Later, Paul talked about moments like these, where the field biologists work side by side with research biologists from all different units in the lab. Some research biologists, he notes, never get into the field. But Kevin, Trey, and others like them have a much more well-rounded understanding of the data collected and how it is done because of the time they spend in the field.
Fortunately, the transition from inexperienced to novice was gradual. The second line was just as easy as the first, we only brought in two fish, one shark and one red snapper (Lutjanus campechanus).
Dissection Photos: Matt Ellis/NOAA Fisheries
For the red snapper, we removed the otoliths, which people often call ear bones, to determine age, and gonads to determine reproductive status. I say “we” but really the scientists accomplished this difficult feat. I just learned how to process the samples they collected and record the data as they dissected the fish.
We set the longline a third time. The highflyer bobbed toward the orange sun, low on the horizon. The ship turned around, and after an hour of soaking, we went to the well deck toward the front of the ship to pull in the longline. The sky was dark, the stars spread out above us.
“One!” “Three!” “Seven!” “Nine!” The numbers of tags with fish on the line were being called out faster than we could manage. It seemed like every other hook had a shark on it. Two hours later we had collected twenty-eight Atlantic sharpnose (Rhizoprionodon terraenovae) sharks and had one snapper to process. Too busy working to take pictures, I have nothing to document my transition from inexperienced to novice except this data sheet. Guess who took all this data? Me!
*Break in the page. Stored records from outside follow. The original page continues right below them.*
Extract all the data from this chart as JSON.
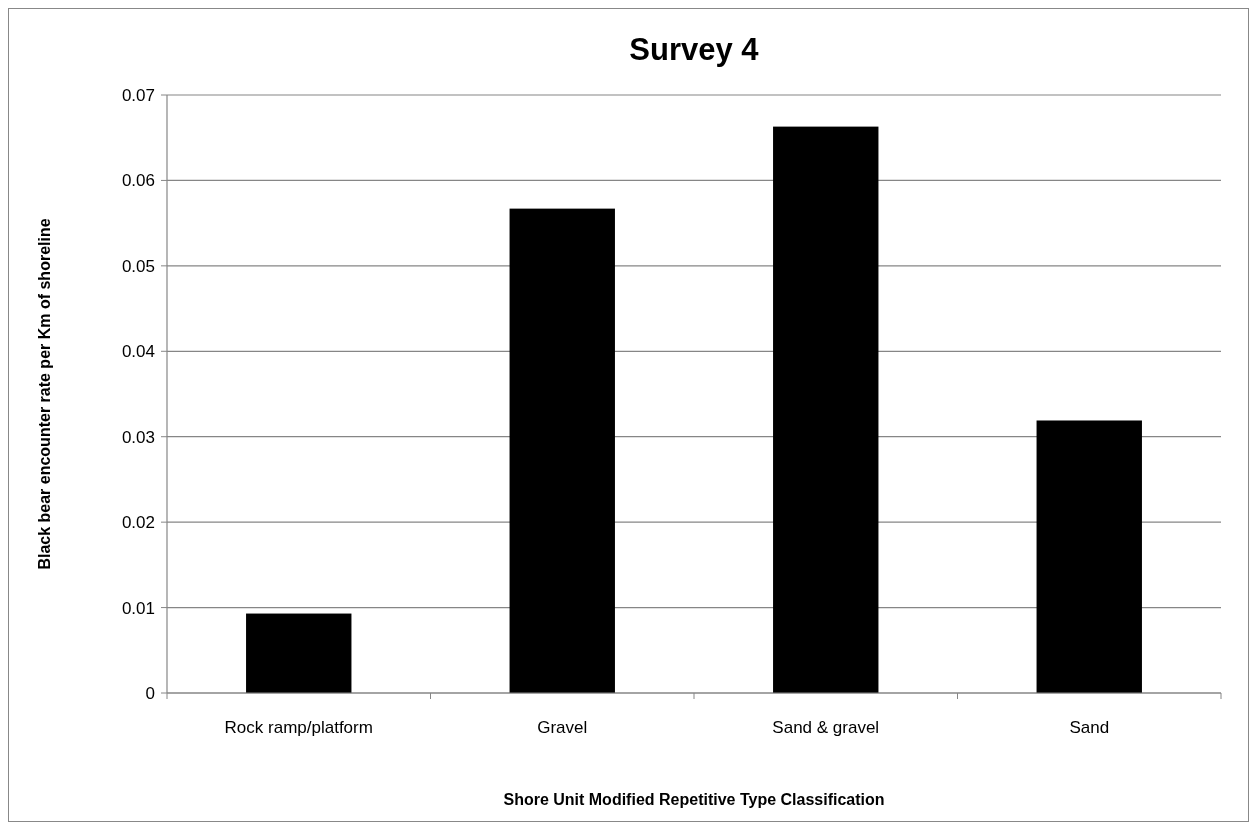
{
  "chart_data": {
    "type": "bar",
    "title": "Survey 4",
    "xlabel": "Shore Unit Modified Repetitive Type Classification",
    "ylabel": "Black bear encounter rate per Km of shoreline",
    "categories": [
      "Rock ramp/platform",
      "Gravel",
      "Sand & gravel",
      "Sand"
    ],
    "values": [
      0.0093,
      0.0567,
      0.0663,
      0.0319
    ],
    "color": "#000000",
    "ylim": [
      0,
      0.07
    ],
    "yticks": [
      0,
      0.01,
      0.02,
      0.03,
      0.04,
      0.05,
      0.06,
      0.07
    ],
    "grid": "y"
  }
}
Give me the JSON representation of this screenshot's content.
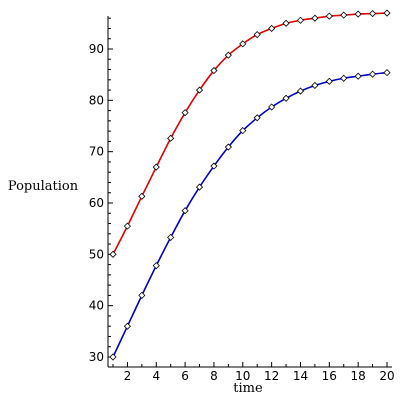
{
  "chart_data": {
    "type": "line",
    "title": "",
    "xlabel": "time",
    "ylabel": "Population",
    "xlim": [
      1,
      20
    ],
    "ylim": [
      30,
      97
    ],
    "x_ticks": [
      2,
      4,
      6,
      8,
      10,
      12,
      14,
      16,
      18,
      20
    ],
    "y_ticks": [
      30,
      40,
      50,
      60,
      70,
      80,
      90
    ],
    "grid": false,
    "legend": "none",
    "series": [
      {
        "color": "#e00000",
        "markers": "diamond",
        "x": [
          1,
          2,
          3,
          4,
          5,
          6,
          7,
          8,
          9,
          10,
          11,
          12,
          13,
          14,
          15,
          16,
          17,
          18,
          19,
          20
        ],
        "values": [
          50.0,
          55.5,
          61.3,
          67.0,
          72.6,
          77.6,
          82.0,
          85.8,
          88.8,
          91.0,
          92.8,
          94.0,
          95.0,
          95.6,
          96.0,
          96.4,
          96.6,
          96.8,
          96.9,
          97.0
        ]
      },
      {
        "color": "#0000cc",
        "markers": "diamond",
        "x": [
          1,
          2,
          3,
          4,
          5,
          6,
          7,
          8,
          9,
          10,
          11,
          12,
          13,
          14,
          15,
          16,
          17,
          18,
          19,
          20
        ],
        "values": [
          30.0,
          36.0,
          42.0,
          47.8,
          53.3,
          58.5,
          63.1,
          67.2,
          70.9,
          74.1,
          76.6,
          78.7,
          80.4,
          81.8,
          82.9,
          83.7,
          84.3,
          84.7,
          85.1,
          85.4
        ]
      }
    ]
  }
}
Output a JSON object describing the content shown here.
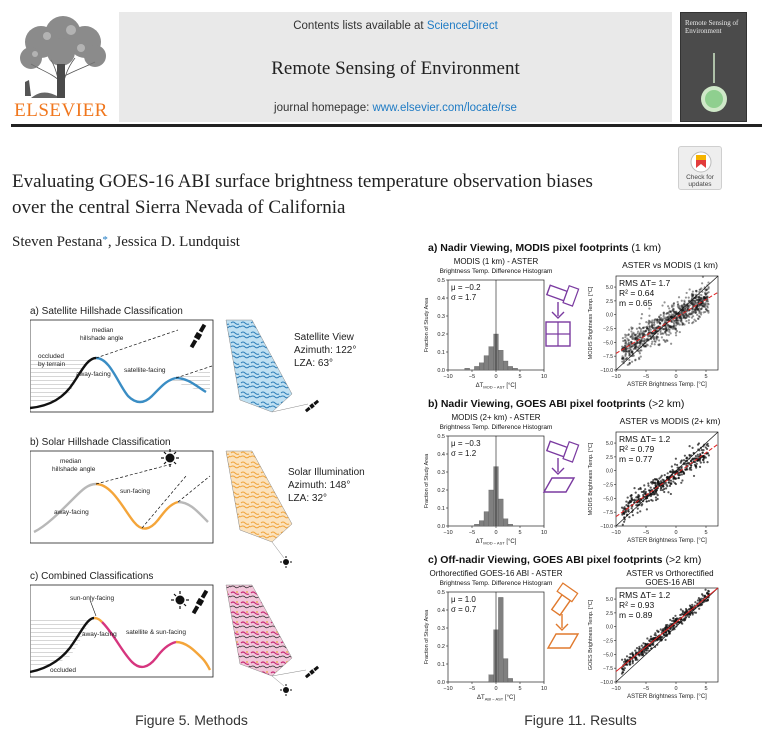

NOAA Ship Oregon II is small, every bunk is filled. I share a stateroom with the second in command, Executive Officer (XO) Lecia Salerno, and am thankful she is such a flexible roommate, making a place for me where space is hard to come by.
Last night, as I lay in my bunk above XO Salerno and her office, I felt like Garth on Wayne’s World, the thought that “I’m not worthy” entering my head. All members of the crew are talented, experienced, and hard-working, from the bridge, to the galley, to the engine room, and out on the deck where we work. I’ve made a few mistakes. I took the nasty thought and threw it overboard, like the slimy king snake eels (Ophichthus rex) we pull from the deep.
King Snake Eel (Ophichthus rex)
In the morning I grabbed a cup of coffee, facing the risk of being the least experienced, slowest crew member to learn, with curiosity and perseverance. First day jitters gone, I’m learning by doing.